David Friedli
By the Dashboard Lights
05/01/08
Warning: Parental Advisory
We’ve been hanging around together for the better part of thirteen years.
Lately, we’ve been meeting in more unusual places.
We’ve become accustomed to seeing each other early in the morning, late at night and in other communities.
As we fueled our favored modes of transportation, we’ve exchanged glances and chit-chatted across the fuel island at the local quick shop.
We’ve passed by in the grocery store and on the streets and highways, doing that quick chin-up nod or finger-off-the-steering wheel acknowledgement as we crossed each other’s paths.
We are the parents of the Class of 2008, and in the last couple of months, things have changed.
We used to see each other at sporting events, drama productions, potluck award dinners and music contests.
We’d sit beside each other in chairs in the middle of the gym as we waited for the next available staff member at parent teacher conferences, always being courteous saying, “Oh, go ahead, we can wait,” all the while knowing our child and their child had all the same teachers and we were destined to spend the next two hours competing for the opportunity to sit across the table to get a grade report and update on scholastic progress.
Now, our moments of meeting have moved to other venues.
The mall. The card and party store. The floral shop. The post office. The hardware store. The home improvement center.
We are in graduation mode.
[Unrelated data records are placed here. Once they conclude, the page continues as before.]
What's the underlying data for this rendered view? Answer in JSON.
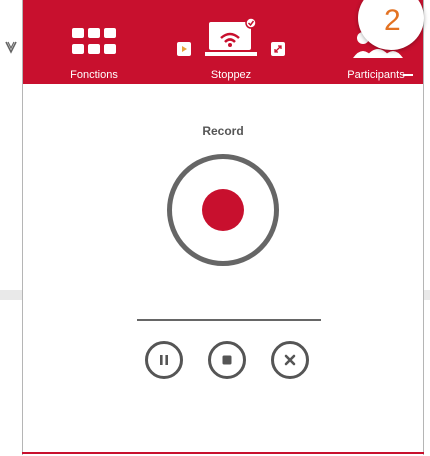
{
  "toolbar": {
    "fonctions_label": "Fonctions",
    "stoppez_label": "Stoppez",
    "participants_label": "Participants"
  },
  "badge": {
    "number": "2"
  },
  "recorder": {
    "title": "Record",
    "buttons": [
      "record-icon",
      "pause-icon",
      "stop-icon",
      "close-icon"
    ]
  },
  "colors": {
    "brand_red": "#c8102e",
    "badge_orange": "#e37222",
    "control_gray": "#555555"
  }
}
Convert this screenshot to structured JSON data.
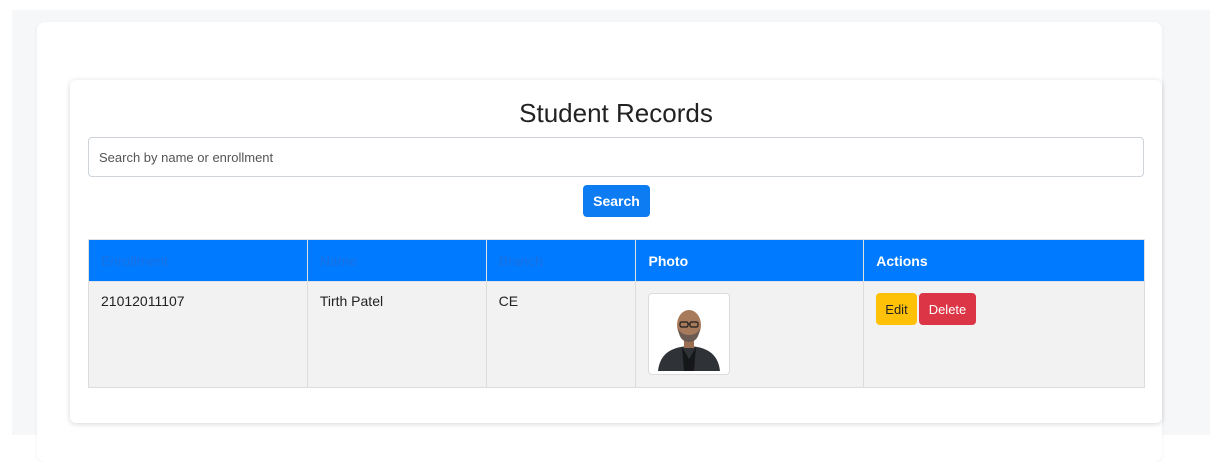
{
  "page": {
    "title": "Student Records"
  },
  "search": {
    "placeholder": "Search by name or enrollment",
    "value": "",
    "button_label": "Search"
  },
  "table": {
    "headers": {
      "enrollment": "Enrollment",
      "name": "Name",
      "branch": "Branch",
      "photo": "Photo",
      "actions": "Actions"
    },
    "rows": [
      {
        "enrollment": "21012011107",
        "name": "Tirth Patel",
        "branch": "CE",
        "edit_label": "Edit",
        "delete_label": "Delete"
      }
    ]
  },
  "colors": {
    "header_bg": "#007bff",
    "search_button": "#0d7cf2",
    "edit_button": "#ffc107",
    "delete_button": "#dc3545",
    "row_bg": "#f2f2f2"
  },
  "icons": {
    "photo": "student-photo"
  }
}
There are things to be done, and although our schedule is still full of award banquets and sporting events and drama productions, we also now aren’t surprised to discover a very familiar person in a new environment.
We have shopped for prom dresses and tuxedos and corsages.
Now we are into paint and floor covering and tableware and catering supplies.
We’re mailing dozens of invitations knowing all the while they will bring a return of friends, neighbors and relatives into our homes. We relish the thought of our child’s graduation being remembered and celebrated, even if it causes anxiety.
Thirteen years ago, we were anxious also. The nervousness of leaving a child in the kindergarten classroom grew into anticipation of graduation day.
We, like our children, became friends, bonded together by the experiences of school.
We should have seen it coming and prepared for the moment, but we have, like each of our children did at least once in those thirteen years, waited until the last minute to complete an inevitable task.
Graduation is just around the corner, and when you see us, arms filled with supplies and a look of panic on our faces, have pity on the parents of the Class of 2008.
Thankfully, our children have done their part on time.